For the Leader in You

Is What You Are Saying Being Heard?

We want to be effective communicators. In fact, as a general matter, we believe what we say is clear – otherwise we would have said it differently. The startling truth is that the same words said to different people could be heard as different messages.

So how can you tell whether people are hearing what you intend them to hear? Everyone’s perception of a conversation goes though filters: generation, personality Type – preferences for extraversion v. introversion and perception and judging of information – and other filters. First, notice how your colleagues might differ from you and take that into account when you talk with them. For example, are they more extraverted and tend to think aloud or are they more introverted and need more time to reflect? These kinds of observations will help you tailor your message so that the listener understands it as you intended.

Yet, there is still a chance that what you say might not be understood, especially if you and your colleague disagree about an issue that is important to both of you. Your colleague may have already drawn conclusions, made assumptions, or perhaps is just too preoccupied with a “position” on the matter, or even personal troubles, to listen in that moment. Sometimes, you might realize that you just selected the wrong time for the conversation because your colleague is distracted. Or if your colleague strongly disagrees with your point of view, she might be coming up with her response or rebuttal instead of listening to you. In other words, your colleague isn’t fully present to what you are saying.

Our second bit of advice, therefore, is to help your colleague to be present by using the Win-Win Conversation’s awareness of others. Focus first on your colleague’s feelings and needs so that you truly get where she is coming from. You may even help your colleague clarify her feelings and needs by asking focused question and letting your colleague talk it out while you listen for what is important to her. You increase your chances of being truly heard when you understand your colleague’s feelings and needs before delving back into the discussion.

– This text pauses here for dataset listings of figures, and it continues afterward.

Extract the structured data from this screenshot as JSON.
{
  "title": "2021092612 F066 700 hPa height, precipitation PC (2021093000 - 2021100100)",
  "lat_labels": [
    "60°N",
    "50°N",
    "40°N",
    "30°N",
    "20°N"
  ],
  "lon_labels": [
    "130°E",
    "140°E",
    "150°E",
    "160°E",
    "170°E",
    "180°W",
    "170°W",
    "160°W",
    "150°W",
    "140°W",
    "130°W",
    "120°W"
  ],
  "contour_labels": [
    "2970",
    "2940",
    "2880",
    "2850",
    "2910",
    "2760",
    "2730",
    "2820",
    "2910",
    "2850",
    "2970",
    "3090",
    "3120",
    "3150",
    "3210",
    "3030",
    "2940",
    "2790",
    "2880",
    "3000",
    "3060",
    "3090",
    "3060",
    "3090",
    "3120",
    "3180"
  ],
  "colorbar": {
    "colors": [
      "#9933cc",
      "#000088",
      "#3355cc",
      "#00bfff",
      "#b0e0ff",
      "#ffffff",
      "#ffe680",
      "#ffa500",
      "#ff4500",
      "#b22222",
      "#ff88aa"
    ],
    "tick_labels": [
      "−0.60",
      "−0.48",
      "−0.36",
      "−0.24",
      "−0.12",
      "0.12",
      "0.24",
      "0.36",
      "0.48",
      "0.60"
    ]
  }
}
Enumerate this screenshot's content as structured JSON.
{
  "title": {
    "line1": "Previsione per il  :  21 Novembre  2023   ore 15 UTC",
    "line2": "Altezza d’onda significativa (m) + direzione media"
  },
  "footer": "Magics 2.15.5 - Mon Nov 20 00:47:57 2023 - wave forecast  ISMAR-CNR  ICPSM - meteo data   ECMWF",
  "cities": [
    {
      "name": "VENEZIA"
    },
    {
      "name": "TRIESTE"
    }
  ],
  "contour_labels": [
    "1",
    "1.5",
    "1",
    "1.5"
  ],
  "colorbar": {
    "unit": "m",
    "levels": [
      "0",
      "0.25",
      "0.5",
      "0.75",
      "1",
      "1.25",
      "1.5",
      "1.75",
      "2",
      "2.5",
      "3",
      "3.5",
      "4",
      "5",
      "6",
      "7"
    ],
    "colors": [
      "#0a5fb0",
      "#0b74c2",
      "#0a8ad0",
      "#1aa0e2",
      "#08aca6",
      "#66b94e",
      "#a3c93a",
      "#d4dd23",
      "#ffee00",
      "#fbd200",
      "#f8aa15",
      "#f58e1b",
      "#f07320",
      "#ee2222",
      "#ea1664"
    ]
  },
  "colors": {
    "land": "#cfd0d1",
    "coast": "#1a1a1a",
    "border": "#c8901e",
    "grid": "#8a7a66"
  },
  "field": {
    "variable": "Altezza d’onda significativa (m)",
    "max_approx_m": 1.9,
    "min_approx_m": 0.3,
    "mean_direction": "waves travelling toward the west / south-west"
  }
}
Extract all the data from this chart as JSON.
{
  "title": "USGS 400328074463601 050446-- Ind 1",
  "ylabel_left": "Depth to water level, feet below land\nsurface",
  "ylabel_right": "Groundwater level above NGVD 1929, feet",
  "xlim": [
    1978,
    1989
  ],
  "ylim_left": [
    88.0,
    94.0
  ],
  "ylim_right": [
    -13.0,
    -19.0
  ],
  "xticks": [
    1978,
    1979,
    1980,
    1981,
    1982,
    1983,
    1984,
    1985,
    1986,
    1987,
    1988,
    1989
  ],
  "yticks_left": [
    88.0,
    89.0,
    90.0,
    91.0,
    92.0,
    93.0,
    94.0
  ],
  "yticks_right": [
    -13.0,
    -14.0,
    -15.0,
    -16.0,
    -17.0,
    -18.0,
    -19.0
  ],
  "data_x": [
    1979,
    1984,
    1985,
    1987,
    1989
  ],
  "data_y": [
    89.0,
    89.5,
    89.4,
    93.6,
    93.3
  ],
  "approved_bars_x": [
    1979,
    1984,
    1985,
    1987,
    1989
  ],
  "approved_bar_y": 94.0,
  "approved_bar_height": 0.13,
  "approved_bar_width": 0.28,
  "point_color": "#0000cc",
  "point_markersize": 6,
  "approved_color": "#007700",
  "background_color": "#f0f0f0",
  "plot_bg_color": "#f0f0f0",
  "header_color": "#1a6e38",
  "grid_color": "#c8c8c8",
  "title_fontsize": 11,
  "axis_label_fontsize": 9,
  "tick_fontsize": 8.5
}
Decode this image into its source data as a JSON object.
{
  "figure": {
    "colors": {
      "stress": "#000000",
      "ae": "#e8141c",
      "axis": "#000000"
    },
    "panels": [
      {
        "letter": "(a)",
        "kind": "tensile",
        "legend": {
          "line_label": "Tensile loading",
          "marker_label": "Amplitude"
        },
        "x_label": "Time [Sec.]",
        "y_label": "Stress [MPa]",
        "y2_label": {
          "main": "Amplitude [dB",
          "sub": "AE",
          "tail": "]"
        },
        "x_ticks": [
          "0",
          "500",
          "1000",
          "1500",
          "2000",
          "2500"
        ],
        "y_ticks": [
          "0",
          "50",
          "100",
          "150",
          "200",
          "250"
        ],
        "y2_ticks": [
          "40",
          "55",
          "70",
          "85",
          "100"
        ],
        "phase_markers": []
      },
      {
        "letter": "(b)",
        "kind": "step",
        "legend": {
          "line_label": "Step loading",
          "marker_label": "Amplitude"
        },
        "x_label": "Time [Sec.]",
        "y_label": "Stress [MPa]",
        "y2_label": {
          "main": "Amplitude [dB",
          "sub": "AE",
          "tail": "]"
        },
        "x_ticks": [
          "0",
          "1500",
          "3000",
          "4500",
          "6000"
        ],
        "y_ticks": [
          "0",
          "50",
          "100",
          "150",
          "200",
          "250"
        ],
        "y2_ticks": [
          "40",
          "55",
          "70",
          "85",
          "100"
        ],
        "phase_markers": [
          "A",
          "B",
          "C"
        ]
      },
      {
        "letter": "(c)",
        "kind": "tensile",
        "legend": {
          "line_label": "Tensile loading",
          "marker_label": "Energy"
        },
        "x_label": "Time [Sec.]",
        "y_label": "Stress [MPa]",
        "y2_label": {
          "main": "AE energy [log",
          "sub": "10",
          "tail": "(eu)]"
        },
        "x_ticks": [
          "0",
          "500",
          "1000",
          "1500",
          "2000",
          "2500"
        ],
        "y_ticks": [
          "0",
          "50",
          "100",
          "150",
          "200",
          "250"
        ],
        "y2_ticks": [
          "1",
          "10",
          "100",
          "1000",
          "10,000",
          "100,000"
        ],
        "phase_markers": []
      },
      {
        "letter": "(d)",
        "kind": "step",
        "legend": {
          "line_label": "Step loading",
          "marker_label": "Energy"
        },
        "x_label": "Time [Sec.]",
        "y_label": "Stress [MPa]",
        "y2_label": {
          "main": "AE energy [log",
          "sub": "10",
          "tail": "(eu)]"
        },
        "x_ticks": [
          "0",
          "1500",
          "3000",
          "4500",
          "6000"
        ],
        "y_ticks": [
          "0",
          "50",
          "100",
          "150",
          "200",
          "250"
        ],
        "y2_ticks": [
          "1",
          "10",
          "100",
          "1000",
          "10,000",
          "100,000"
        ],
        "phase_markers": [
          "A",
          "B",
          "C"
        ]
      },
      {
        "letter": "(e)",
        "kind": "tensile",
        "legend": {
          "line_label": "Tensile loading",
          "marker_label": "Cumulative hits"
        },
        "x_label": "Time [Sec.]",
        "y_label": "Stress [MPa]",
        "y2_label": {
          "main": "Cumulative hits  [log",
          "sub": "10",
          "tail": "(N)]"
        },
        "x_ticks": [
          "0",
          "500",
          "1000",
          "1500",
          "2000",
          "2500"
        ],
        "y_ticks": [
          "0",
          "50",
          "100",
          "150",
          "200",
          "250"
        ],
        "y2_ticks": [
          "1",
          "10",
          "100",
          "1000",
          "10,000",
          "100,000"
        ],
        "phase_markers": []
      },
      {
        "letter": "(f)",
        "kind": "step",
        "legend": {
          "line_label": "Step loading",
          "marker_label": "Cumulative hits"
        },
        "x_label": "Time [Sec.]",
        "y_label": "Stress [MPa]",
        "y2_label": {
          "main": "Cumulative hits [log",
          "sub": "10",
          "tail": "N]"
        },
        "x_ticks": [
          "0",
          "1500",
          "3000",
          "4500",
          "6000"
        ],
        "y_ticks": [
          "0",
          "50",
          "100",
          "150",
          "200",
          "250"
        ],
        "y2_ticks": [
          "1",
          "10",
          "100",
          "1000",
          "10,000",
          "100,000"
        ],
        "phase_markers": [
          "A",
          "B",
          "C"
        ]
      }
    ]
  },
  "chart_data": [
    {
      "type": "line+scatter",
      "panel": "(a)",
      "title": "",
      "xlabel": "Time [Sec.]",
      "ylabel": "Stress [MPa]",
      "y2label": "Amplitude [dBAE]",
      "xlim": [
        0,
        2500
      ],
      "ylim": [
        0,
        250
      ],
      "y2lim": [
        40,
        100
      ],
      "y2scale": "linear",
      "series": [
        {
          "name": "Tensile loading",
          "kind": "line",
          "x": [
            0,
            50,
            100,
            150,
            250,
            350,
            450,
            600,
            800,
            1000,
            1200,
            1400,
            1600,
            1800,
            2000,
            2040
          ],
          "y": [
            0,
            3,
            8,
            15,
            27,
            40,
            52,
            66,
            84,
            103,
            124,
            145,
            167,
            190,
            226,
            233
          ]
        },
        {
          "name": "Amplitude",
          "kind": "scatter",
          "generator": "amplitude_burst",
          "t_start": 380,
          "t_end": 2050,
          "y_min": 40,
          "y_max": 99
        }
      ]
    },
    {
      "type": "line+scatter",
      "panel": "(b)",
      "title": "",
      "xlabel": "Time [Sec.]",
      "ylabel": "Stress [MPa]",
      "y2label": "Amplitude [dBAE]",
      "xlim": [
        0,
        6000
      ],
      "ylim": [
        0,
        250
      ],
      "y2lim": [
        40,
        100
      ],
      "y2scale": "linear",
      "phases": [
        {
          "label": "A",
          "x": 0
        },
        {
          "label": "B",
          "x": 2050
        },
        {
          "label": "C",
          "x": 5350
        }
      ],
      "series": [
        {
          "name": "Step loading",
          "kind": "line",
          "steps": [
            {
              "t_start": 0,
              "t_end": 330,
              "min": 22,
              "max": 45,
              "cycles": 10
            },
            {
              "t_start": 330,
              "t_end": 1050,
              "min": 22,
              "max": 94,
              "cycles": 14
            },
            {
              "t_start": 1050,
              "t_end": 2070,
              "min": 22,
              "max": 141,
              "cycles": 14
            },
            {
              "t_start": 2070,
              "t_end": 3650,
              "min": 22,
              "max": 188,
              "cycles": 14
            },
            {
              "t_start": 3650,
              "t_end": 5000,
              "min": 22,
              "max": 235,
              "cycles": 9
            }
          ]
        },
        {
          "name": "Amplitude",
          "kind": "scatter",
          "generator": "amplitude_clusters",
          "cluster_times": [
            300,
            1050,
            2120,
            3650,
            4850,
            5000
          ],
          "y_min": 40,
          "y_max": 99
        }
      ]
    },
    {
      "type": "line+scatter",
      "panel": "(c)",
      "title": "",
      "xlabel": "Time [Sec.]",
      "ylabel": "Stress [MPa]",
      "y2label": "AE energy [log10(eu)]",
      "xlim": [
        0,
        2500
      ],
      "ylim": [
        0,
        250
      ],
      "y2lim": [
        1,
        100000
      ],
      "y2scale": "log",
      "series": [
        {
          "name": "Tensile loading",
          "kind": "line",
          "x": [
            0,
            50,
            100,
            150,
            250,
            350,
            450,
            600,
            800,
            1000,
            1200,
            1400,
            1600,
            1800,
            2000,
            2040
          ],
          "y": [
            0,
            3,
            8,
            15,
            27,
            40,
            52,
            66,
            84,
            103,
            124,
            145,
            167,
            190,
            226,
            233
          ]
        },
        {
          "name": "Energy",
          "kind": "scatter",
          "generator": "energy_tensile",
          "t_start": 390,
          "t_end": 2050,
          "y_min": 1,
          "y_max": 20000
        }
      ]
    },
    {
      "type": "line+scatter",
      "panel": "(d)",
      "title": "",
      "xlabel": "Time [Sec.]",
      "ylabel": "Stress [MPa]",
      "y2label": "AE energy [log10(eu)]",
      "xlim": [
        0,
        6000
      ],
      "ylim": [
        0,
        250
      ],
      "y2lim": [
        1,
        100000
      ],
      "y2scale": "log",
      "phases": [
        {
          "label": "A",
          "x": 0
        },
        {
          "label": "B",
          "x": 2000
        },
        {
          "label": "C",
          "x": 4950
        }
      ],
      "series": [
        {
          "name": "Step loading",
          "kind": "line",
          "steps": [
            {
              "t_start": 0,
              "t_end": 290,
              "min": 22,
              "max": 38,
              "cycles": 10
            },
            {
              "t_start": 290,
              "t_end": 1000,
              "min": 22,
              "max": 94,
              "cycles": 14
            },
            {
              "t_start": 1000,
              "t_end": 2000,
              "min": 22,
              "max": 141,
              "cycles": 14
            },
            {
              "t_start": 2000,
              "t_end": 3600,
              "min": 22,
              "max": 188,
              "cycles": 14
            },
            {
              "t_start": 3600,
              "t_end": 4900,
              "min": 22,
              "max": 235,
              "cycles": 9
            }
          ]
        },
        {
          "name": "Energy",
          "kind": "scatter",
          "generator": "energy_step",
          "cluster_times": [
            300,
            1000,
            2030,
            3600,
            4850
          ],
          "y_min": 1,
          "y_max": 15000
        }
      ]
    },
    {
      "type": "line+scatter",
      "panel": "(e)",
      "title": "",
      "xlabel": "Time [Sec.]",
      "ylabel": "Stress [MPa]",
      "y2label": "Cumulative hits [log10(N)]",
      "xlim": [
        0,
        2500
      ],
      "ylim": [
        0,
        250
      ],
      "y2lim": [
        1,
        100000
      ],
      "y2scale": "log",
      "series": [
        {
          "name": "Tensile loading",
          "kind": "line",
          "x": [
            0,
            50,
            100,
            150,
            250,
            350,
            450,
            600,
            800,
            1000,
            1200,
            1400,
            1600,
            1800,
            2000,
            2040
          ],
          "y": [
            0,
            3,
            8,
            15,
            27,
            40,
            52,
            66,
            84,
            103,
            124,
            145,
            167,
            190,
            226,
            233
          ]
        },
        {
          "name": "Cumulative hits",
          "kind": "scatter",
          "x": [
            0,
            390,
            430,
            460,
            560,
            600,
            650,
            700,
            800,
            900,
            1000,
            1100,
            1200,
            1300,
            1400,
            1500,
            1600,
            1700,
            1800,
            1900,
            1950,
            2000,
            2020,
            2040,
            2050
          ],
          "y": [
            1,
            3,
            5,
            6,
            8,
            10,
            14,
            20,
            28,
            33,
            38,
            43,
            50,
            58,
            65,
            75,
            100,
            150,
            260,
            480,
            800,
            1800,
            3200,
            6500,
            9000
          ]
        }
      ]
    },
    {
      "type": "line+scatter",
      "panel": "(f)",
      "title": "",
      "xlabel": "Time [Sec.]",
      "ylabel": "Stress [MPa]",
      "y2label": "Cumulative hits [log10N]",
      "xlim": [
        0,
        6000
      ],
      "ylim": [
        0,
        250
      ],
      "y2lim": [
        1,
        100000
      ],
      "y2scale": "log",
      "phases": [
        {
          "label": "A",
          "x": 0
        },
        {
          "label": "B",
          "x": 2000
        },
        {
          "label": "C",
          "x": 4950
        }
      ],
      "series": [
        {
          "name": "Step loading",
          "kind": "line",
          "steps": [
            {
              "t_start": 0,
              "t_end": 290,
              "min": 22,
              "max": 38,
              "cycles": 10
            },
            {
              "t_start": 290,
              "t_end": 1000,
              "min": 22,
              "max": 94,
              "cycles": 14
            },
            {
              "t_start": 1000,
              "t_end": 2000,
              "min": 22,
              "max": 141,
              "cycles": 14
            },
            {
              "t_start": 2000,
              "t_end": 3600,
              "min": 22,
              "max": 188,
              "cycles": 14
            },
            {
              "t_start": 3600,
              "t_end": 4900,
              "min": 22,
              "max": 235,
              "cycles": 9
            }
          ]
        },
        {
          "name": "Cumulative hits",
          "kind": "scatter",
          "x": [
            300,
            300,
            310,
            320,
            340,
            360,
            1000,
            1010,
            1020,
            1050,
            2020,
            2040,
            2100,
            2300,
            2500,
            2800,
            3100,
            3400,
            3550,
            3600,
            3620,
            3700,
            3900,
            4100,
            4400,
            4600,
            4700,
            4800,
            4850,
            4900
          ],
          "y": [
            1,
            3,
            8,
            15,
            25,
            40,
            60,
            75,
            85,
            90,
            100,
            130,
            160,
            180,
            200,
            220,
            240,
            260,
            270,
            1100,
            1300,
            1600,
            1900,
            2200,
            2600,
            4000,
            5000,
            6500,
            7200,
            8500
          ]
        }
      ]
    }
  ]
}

Third, remember to listen closely so that you recognize when (and if) your colleague climbs the ladder of inference (which is drawing conclusions based on the selection of observations and the addition of meaning, and then taking action based on those conclusions, which then reinforces a particular (negative) view about a person or situation). If you hear the climb, you can ask questions that challenge the underlying assumptions or suggest alternative interpretations. Armed with the understanding of your colleague’s needs and goals, take a step back and restate, clarify, or rephrase your message if it still seems relevant.

And lastly, be a good listener yourself. You need to be present and engaged yourself to understand the message as intended because you may have to guess the other person’s feelings and needs. If appropriate, you can check by asking “I heard… you feel… because you need…” and offer clarification or help. The bottom line is that awareness of others – observing not just what they’re saying but what they’re communicating about their feelings and needs through body language, tones, and facial expressions – is necessary to ensure your message is heard and understood as intended.

While it can be frustrating when your words are misunderstood, stay calm and avoid blame or judgment so that you retain the objectivity necessary to have a productive conversation about needs and goals.  In other words, focus on what’s important and ignore the noise. Communication is simple, but not easy!